Brian writes monologue jokes every day. “This is one of those days,” to misquote Fred Durst. You can find more at http://brianunderstands.tumblr.com and tell him he’s a muffin on Twitter @BrianLisi. Thank you.

Walmart employees in 12 states are threatening to strike on Black Friday. Because without employees at Walmart on Black Friday, who knows how many people would get beaten and/or pepper sprayed?

Google says it has invested $1 billion thus far into renewable energy. When asked if they'd also consider nuclear power, Google said, "I'm feeling lucky."

Responding to a harsh restaurant review from the New York Times, Guy Fieri said the reviewer was trying to make a name for himself. Yeah, no one knows who you are, Pete Wells, five-time James Beard Foundation Journalism Award winner.
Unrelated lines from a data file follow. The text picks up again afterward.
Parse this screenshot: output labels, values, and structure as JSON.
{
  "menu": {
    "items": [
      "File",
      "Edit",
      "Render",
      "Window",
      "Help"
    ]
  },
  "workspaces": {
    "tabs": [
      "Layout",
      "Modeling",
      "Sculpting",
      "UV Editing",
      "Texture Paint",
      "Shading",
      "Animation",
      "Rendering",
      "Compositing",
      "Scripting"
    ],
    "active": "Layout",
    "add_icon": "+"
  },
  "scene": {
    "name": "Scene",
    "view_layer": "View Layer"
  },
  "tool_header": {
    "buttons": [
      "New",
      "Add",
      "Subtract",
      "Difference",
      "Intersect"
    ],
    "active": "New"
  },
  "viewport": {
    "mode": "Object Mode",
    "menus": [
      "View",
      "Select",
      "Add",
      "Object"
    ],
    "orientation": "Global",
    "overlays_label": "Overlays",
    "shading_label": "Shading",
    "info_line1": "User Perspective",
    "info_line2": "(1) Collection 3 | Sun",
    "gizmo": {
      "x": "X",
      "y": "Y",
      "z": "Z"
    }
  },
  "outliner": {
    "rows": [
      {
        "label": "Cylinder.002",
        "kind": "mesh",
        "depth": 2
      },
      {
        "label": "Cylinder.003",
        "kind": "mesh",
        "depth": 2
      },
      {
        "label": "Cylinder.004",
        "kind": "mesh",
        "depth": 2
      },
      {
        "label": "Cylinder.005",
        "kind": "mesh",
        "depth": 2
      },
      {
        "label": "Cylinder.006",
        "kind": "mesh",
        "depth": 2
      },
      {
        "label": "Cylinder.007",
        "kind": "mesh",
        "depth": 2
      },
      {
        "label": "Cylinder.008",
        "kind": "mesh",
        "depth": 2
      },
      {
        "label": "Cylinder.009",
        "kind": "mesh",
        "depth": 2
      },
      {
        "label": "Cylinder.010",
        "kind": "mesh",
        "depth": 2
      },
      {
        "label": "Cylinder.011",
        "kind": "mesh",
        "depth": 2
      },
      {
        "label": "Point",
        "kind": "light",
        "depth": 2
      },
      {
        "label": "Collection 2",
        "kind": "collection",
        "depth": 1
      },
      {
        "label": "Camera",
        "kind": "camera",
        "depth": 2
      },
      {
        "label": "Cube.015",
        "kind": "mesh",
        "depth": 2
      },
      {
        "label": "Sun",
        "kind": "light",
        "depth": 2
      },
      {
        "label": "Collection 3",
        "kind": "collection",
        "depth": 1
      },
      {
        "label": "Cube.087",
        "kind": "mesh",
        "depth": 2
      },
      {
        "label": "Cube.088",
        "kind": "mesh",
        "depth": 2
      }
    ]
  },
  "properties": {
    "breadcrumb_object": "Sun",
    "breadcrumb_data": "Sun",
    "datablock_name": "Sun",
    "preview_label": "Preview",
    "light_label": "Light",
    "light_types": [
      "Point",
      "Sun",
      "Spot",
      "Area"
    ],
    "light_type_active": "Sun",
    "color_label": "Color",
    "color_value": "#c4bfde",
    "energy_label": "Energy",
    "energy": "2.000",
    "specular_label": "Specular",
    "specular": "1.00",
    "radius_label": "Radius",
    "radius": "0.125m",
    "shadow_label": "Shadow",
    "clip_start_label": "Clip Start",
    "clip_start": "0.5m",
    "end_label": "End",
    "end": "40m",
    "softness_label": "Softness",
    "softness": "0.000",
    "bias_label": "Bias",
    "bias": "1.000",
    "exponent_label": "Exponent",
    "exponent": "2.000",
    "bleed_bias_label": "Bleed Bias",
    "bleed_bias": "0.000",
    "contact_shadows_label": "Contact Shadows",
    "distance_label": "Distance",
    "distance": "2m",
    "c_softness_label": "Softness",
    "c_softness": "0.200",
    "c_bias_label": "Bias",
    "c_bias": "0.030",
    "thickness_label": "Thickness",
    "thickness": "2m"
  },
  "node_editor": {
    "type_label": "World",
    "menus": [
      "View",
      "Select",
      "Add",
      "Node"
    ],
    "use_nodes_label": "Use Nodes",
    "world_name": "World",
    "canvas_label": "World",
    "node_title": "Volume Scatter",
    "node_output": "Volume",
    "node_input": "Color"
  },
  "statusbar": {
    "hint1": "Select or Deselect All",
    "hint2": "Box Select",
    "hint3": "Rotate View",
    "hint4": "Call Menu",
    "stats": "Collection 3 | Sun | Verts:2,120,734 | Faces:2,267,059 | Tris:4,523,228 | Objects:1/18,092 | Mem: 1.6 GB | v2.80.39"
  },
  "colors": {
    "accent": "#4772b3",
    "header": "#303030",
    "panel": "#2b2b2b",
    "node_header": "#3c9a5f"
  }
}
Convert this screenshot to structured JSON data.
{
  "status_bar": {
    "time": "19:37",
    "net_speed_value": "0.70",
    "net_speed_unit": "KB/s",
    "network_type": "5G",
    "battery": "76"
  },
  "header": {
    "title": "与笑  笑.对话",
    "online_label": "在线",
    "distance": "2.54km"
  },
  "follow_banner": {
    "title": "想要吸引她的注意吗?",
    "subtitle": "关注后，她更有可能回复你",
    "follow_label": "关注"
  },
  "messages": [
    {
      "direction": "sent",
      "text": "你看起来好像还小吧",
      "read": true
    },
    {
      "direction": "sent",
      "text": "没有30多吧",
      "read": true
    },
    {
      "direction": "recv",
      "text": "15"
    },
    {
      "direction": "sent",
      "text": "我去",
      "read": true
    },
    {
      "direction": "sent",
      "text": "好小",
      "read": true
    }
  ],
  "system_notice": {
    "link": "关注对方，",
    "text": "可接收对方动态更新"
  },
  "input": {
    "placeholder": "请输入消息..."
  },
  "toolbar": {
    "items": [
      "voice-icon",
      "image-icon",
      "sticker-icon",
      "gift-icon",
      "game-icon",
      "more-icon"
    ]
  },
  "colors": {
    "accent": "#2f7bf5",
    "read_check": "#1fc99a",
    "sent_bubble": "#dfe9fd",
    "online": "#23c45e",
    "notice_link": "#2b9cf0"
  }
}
Secretary of Defense Leon Panetta is ordering a review of military ethics training. If successful, he'll look into other oxymorons as well.

BP says it will pay $4.5 billion for its role in the Gulf oil spill. "Oh no, that took us a whole week to make," said BP as sarcastically as possible.

In addition, two BP employees will face manslaughter charges for their role in the disaster. Here they are leaving a meeting with their lawyers http://goo.gl/zO3ml

New York Attorney General Eric Schneiderman subpoenaed two major power companies for documents about their response to Hurricane Sandy. Said the power companies with their hands over a switch, "Good luck reading them...in the dark!"

President Obama visited Staten Island on Thursday. He said things were so bad, he thought they dropped him off in New Jersey.

Republican Gov. Bobby Jindal criticized Mitt Romney for saying Obama was re-elected for promising gifts. But what gift did Obama promise to give Bobby Jindal in return for criticizing Mitt Romney?

The European Union has fallen back into a recession. Friends keep calling it but it just goes straight to voicemail. It's not even going to work.

Mets knuckleballer R.A. Dickey was awarded the Cy Young Award. Dickey known for throwing a pitch opponents can't seem to hit, or as it's known in Washington, D.C., an Obama.

Over the last four years, 13 deaths related to 5-Hour Energy drinks have been reported. To be fair, anything that happens after that fifth hour isn't really their responsibility.